A handful of companies are preparing to launch tourists high into the stratosphere aboard luxury balloons attached to pressurized capsules. Complete with bathrooms, bars, and built-in Wi-Fi, these conveyances are cheaper than traveling by spaceship, not to mention more accessible to passengers of a variety of ages and physical abilities. Plus, instead of a wild, 10-minute ride on a supersonic rocket, with about two minutes of floating time, the balloon trip is more akin to a gentle journey upwards at about 11 mph, with hours to relish views of the planet.
Tour operators say the six-hour round trips ranging from 15 to 20 miles into the stratosphere will provide passengers with views of the curvature of the Earth, the thin blue line of the atmosphere, and the vast blackness of the sky above.
French outfit Zephalto is slated to launch the first European-based consumer flight in late 2024. Starting at $132,000 per person, the trip aboard the six-passenger Céleste will include Michelin-starred cuisine and a well-considered wine list. The capsule, designed by Joseph Dirand, the French designer responsible for the Balmain and Givenchy stores in Paris, will also hold two pilots.
Zephalto founder and aerospace engineer Vincent Farret d’Astiès says the company chose the 15.5-mile altitude “because you are in the darkness of space but without the zero-gravity experience.”
The company has completed three test flights and plans to reach the 15.5-mile mark later this year. Zephalto’s balloon will be certified by the European Aviation Safety Agency (EASA) as a commercial airliner.
Zephalto, which is eventually planning on ramping up to 60 flights a year, is not the only operator aiming to offer a luxury experience in the stratosphere.
Based at the Kennedy Space Center in Cape Canaveral, Florida, Space Perspective plans to offer $125,000 trips 20 miles above Earth aboard its eight-passenger Neptune space balloon starting late next year. The journey launches from a vessel called the MS Voyager and splashes down nearby before being towed by two retrieval boats.
The sea-based landing allows Space Perspective to scale its operations around the world, with what the company hopes will be hundreds of launches annually. It says more than 1,200 tickets have been sold so far and that passengers won’t need training or special attire.
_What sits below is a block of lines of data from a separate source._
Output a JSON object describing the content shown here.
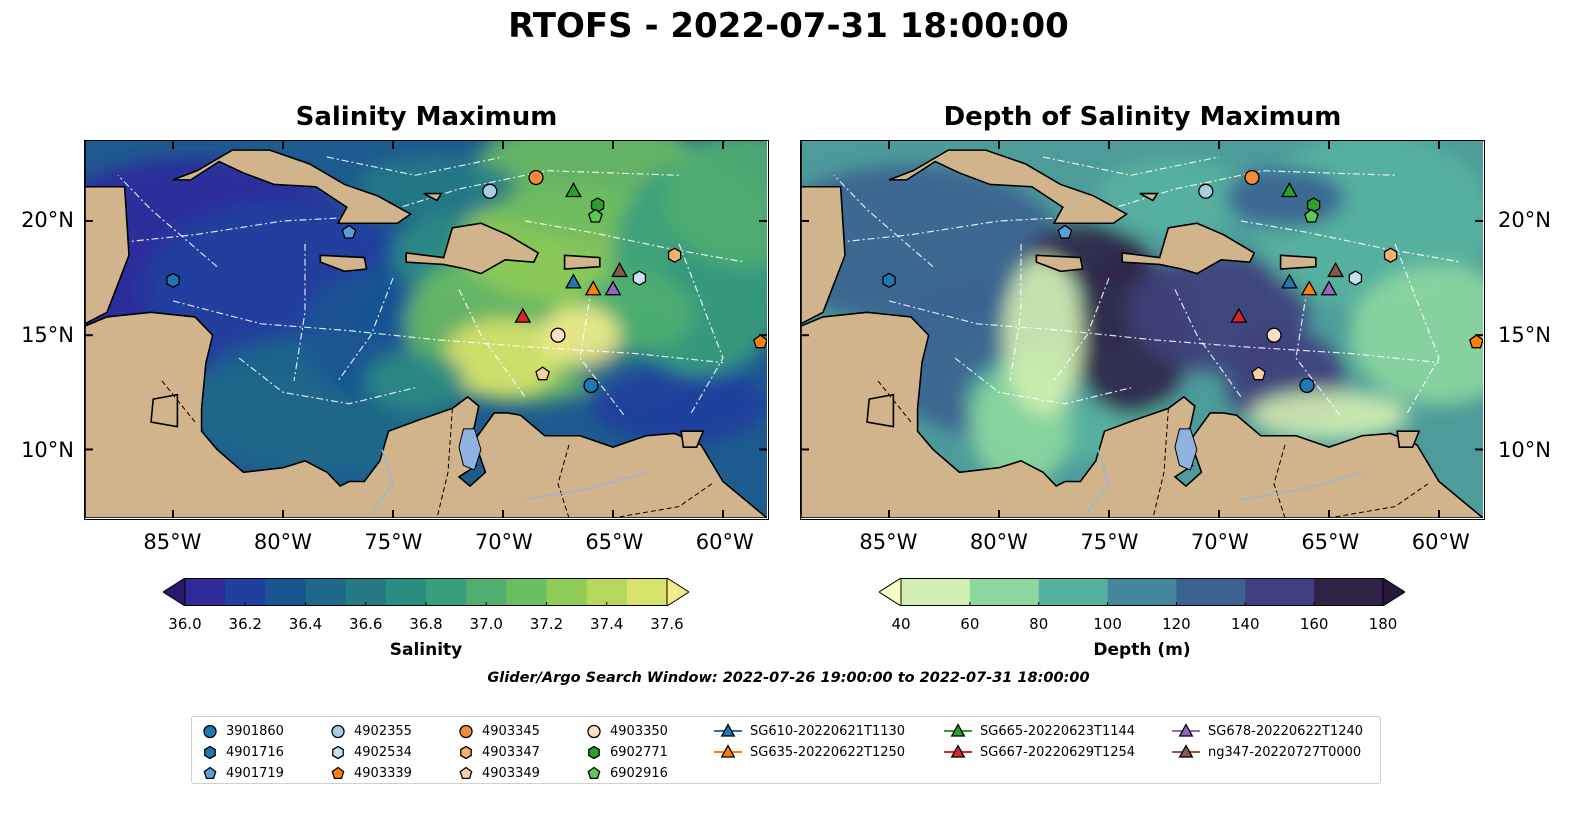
{
  "title": "RTOFS - 2022-07-31 18:00:00",
  "panels": [
    {
      "title": "Salinity Maximum"
    },
    {
      "title": "Depth of Salinity Maximum"
    }
  ],
  "axes": {
    "lon_ticks": [
      "85°W",
      "80°W",
      "75°W",
      "70°W",
      "65°W",
      "60°W"
    ],
    "lon_values": [
      -85,
      -80,
      -75,
      -70,
      -65,
      -60
    ],
    "lat_ticks": [
      "20°N",
      "15°N",
      "10°N"
    ],
    "lat_values": [
      20,
      15,
      10
    ],
    "lon_range": [
      -89,
      -58
    ],
    "lat_range": [
      7,
      23.5
    ]
  },
  "colorbars": [
    {
      "label": "Salinity",
      "ticks": [
        "36.0",
        "36.2",
        "36.4",
        "36.6",
        "36.8",
        "37.0",
        "37.2",
        "37.4",
        "37.6"
      ],
      "colors": [
        "#2a1a6e",
        "#2d2a9c",
        "#203f9f",
        "#1a5592",
        "#1f6889",
        "#257a86",
        "#2b8c82",
        "#399e7c",
        "#4fae70",
        "#6bbd62",
        "#8ecb57",
        "#b4d85b",
        "#d8e36a",
        "#f3ec8c"
      ]
    },
    {
      "label": "Depth (m)",
      "ticks": [
        "40",
        "60",
        "80",
        "100",
        "120",
        "140",
        "160",
        "180"
      ],
      "colors": [
        "#fdfdc6",
        "#d3eeb1",
        "#8dd7a0",
        "#57b1a0",
        "#44879b",
        "#3a6391",
        "#3e3f7c",
        "#2f2247",
        "#281838"
      ]
    }
  ],
  "search_window": "Glider/Argo Search Window: 2022-07-26 19:00:00 to 2022-07-31 18:00:00",
  "legend": [
    {
      "label": "3901860",
      "marker": "circle",
      "color": "#1f77b4"
    },
    {
      "label": "4901716",
      "marker": "hexagon",
      "color": "#1f77b4"
    },
    {
      "label": "4901719",
      "marker": "pentagon",
      "color": "#5a9fd8"
    },
    {
      "label": "4902355",
      "marker": "circle",
      "color": "#a6cee3"
    },
    {
      "label": "4902534",
      "marker": "hexagon",
      "color": "#c6e2f5"
    },
    {
      "label": "4903339",
      "marker": "pentagon",
      "color": "#ff7f0e"
    },
    {
      "label": "4903345",
      "marker": "circle",
      "color": "#f38b3c"
    },
    {
      "label": "4903347",
      "marker": "hexagon",
      "color": "#fdae6b"
    },
    {
      "label": "4903349",
      "marker": "pentagon",
      "color": "#fdd0a2"
    },
    {
      "label": "4903350",
      "marker": "circle",
      "color": "#fde0c5"
    },
    {
      "label": "6902771",
      "marker": "hexagon",
      "color": "#2ca02c"
    },
    {
      "label": "6902916",
      "marker": "pentagon",
      "color": "#5ac85a"
    },
    {
      "label": "SG610-20220621T1130",
      "marker": "triangle",
      "color": "#1f77b4"
    },
    {
      "label": "SG635-20220622T1250",
      "marker": "triangle",
      "color": "#ff7f0e"
    },
    {
      "label": "SG665-20220623T1144",
      "marker": "triangle",
      "color": "#2ca02c"
    },
    {
      "label": "SG667-20220629T1254",
      "marker": "triangle",
      "color": "#d62728"
    },
    {
      "label": "SG678-20220622T1240",
      "marker": "triangle",
      "color": "#9467bd"
    },
    {
      "label": "ng347-20220727T0000",
      "marker": "triangle",
      "color": "#8c564b"
    }
  ],
  "markers": [
    {
      "id": "3901860",
      "lon": -66.0,
      "lat": 12.8
    },
    {
      "id": "4901716",
      "lon": -85.0,
      "lat": 17.4
    },
    {
      "id": "4901719",
      "lon": -77.0,
      "lat": 19.5
    },
    {
      "id": "4902355",
      "lon": -70.6,
      "lat": 21.3
    },
    {
      "id": "4902534",
      "lon": -63.8,
      "lat": 17.5
    },
    {
      "id": "4903339",
      "lon": -58.3,
      "lat": 14.7
    },
    {
      "id": "4903345",
      "lon": -68.5,
      "lat": 21.9
    },
    {
      "id": "4903347",
      "lon": -62.2,
      "lat": 18.5
    },
    {
      "id": "4903349",
      "lon": -68.2,
      "lat": 13.3
    },
    {
      "id": "4903350",
      "lon": -67.5,
      "lat": 15.0
    },
    {
      "id": "6902771",
      "lon": -65.7,
      "lat": 20.7
    },
    {
      "id": "6902916",
      "lon": -65.8,
      "lat": 20.2
    },
    {
      "id": "SG610-20220621T1130",
      "lon": -66.8,
      "lat": 17.3
    },
    {
      "id": "SG635-20220622T1250",
      "lon": -65.9,
      "lat": 17.0
    },
    {
      "id": "SG665-20220623T1144",
      "lon": -66.8,
      "lat": 21.3
    },
    {
      "id": "SG667-20220629T1254",
      "lon": -69.1,
      "lat": 15.8
    },
    {
      "id": "SG678-20220622T1240",
      "lon": -65.0,
      "lat": 17.0
    },
    {
      "id": "ng347-20220727T0000",
      "lon": -64.7,
      "lat": 17.8
    }
  ]
}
“It’s imperative we think about our business with a global mindset,” Space Perspective cofounder and CEO Jane Poynter tells Robb Report. “Removing geographic borders for launch and landing accelerates our mission of making this transformative experience more accessible to the world and international marketplace.”
World View, based in Tucson, Ariz., is packaging $50,000 trips aboard its space balloon with five-day excursions that depart from one of seven “world-wonder” sites, including the Amazon rainforest, the pyramids at Giza, the Grand Canyon, the Great Barrier Reef, and the Great Wall of China.
The company’s 14-million-cubic-foot, helium-filled balloon rises to an altitude of roughly 20 miles. The gentle ride opens space to a broader age range and set of physical abilities, according to CEO Ryan Hartman.
Though the balloons will travel roughly three times higher than a typical commercial airliner, they will remain well below the Kármán Line, the conventional boundary between Earth’s atmosphere and outer space 62 miles above sea level. However, that’s high enough to produce the “overview effect,” the phenomenon of awe and emotional overwhelm that astronauts report when seeing the Earth from space.
Zephalto will offer customers the chance to speak with a psychologist before and after the flight.
“You need psychological preparation,” Farret d’Astiès says. “Seeing Earth in the darkness is an experience that can be emotional.”